I cant offer any hows, but i can offer empathy...I feel the same way. Sometimes even those closest to us seen to be the hardest to help understand. Its embarrasing to have someone look at you with that..."ummm HELLO" look after theyve called your name six times or asked you the same question twice and you still have this clueless look on your face! Ive started just telling people after the first time...Look im 50% deaf....so your gonna have to excuse me and speak a little louder please! It seems like the 50% seems to make a bigger impression than if you say "deaf on my left side" for some reason. Anyhow, If you figure out the answers to your questions...im in line to fine out the same things!

[opp2]

P, you know it's ok to be angry. I haven't even had surgery yet, lost any significant hearing yet, and my life is not as it was. That being said we have to create our new normal. I wish you all the best as you work your way through this. Cyber strength headed your way. I do truly believe that we will all reach our new normal some day. I have barely begun the journey, but I`ve been feeling the effects of my peers and my subordinates at work.

I work through it one day at a time.

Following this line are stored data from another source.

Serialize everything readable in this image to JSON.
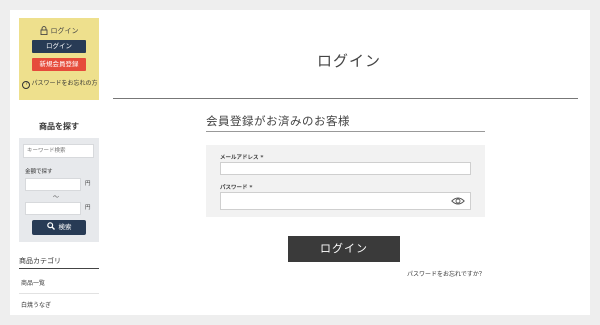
{
  "sidebar": {
    "login_box": {
      "heading": "ログイン",
      "login_button": "ログイン",
      "register_button": "新規会員登録",
      "forgot_link": "パスワードをお忘れの方"
    },
    "search": {
      "title": "商品を探す",
      "keyword_placeholder": "キーワード検索",
      "price_label": "金額で探す",
      "yen_min": "円",
      "range_sep": "〜",
      "yen_max": "円",
      "search_button": "検索"
    },
    "categories": {
      "title": "商品カテゴリ",
      "items": [
        "商品一覧",
        "白焼うなぎ"
      ]
    }
  },
  "main": {
    "title": "ログイン",
    "section_title": "会員登録がお済みのお客様",
    "email_label": "メールアドレス",
    "password_label": "パスワード",
    "required_mark": "*",
    "login_button": "ログイン",
    "forgot_link": "パスワードをお忘れですか？"
  },
  "colors": {
    "login_box_bg": "#eee08d",
    "navy_button": "#283b55",
    "register_button": "#e64b3b",
    "dark_button": "#3a3a3a"
  }
}
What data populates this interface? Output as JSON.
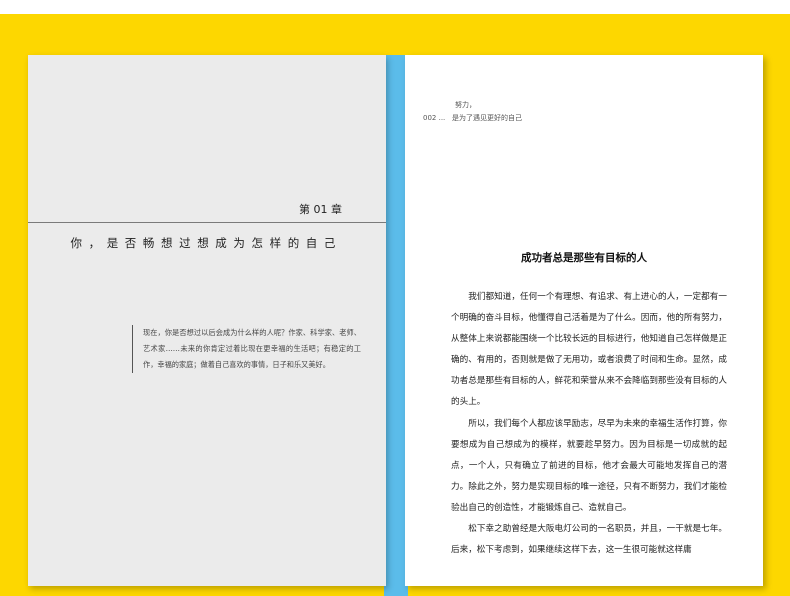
{
  "left_page": {
    "chapter_label": "第 01 章",
    "chapter_title": "你，是否畅想过想成为怎样的自己",
    "intro": "现在，你是否想过以后会成为什么样的人呢？作家、科学家、老师、艺术家……未来的你肯定过着比现在更幸福的生活吧；有稳定的工作，幸福的家庭；做着自己喜欢的事情，日子和乐又美好。"
  },
  "right_page": {
    "header": {
      "page_number": "002",
      "dots": "...",
      "line1": "努力，",
      "line2": "是为了遇见更好的自己"
    },
    "section_title": "成功者总是那些有目标的人",
    "paragraphs": [
      "我们都知道，任何一个有理想、有追求、有上进心的人，一定都有一个明确的奋斗目标，他懂得自己活着是为了什么。因而，他的所有努力，从整体上来说都能围绕一个比较长远的目标进行，他知道自己怎样做是正确的、有用的，否则就是做了无用功，或者浪费了时间和生命。显然，成功者总是那些有目标的人，鲜花和荣誉从来不会降临到那些没有目标的人的头上。",
      "所以，我们每个人都应该早励志，尽早为未来的幸福生活作打算，你要想成为自己想成为的模样，就要趁早努力。因为目标是一切成就的起点，一个人，只有确立了前进的目标，他才会最大可能地发挥自己的潜力。除此之外，努力是实现目标的唯一途径，只有不断努力，我们才能检验出自己的创造性，才能锻炼自己、造就自己。",
      "松下幸之助曾经是大阪电灯公司的一名职员，并且，一干就是七年。后来，松下考虑到，如果继续这样下去，这一生很可能就这样庸"
    ]
  }
}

Some times one moment at a time.... As I said...I wish you strength.

[Cheryl R]

Struggle is right, Jan.             I am 8 yrs and soon to be 4 and 2 yrs post op for my surgeries and there are days that I don't feel my family has a clue.   Some friends seem to understand better than them.      I do look fine in the house but outside I never know how a day is going to go with my walking and knowing what is being said to me since I am deaf on the one side and not perfect on the other.                     This eve I went to a supper at a pizza buffet of many of us who have retired from the hospital we worked at.            It went better than sometimes as I sat in the middle of the long table and by good loud talkers.   LOL!      But not fun to miss what some are saying to the sides of me.         You just have to deal with it the best you can and life goes on.
                                               Cheryl R

[Kaybo]

Aw Pooter...I so know what you are saying and feeling...trust me, I KNOW (& have for a LONG time).  I wish that i could say that it gets better but really, it doesn't.  HOWEVER, you will get more used to it...that SUCKS, but it is true.  I just (literally a few) minutes ago found out that a dear, sweet lady from church that I help take care of has lung cancer (we took her to ER today) and so, really, we are fortunate to be here, but it does stink that our lives change and no one can see that.  Dave said something the other day - I can remember EXACTLY where we were standing but can't remember what he said now - & I just looked at him & thought I was going to have to whack him!  He is so wonderful and has been this whole time, but he still doesn't really get it and forgets too.  I think this was about hearing something...Anyway, nothing is going to go back like we were before.  Evaluate WHAT & WHO are worth fighting for and concentrate on trying to get them to understand...not sure if this is making any sense or if I am just rambling...maybe I'll try again tomorrow...

K

[NancyMc]

Have a pint and smile a lot!
(They're never going to be able to understand, so don't wear yourself out trying to make them compassionate.)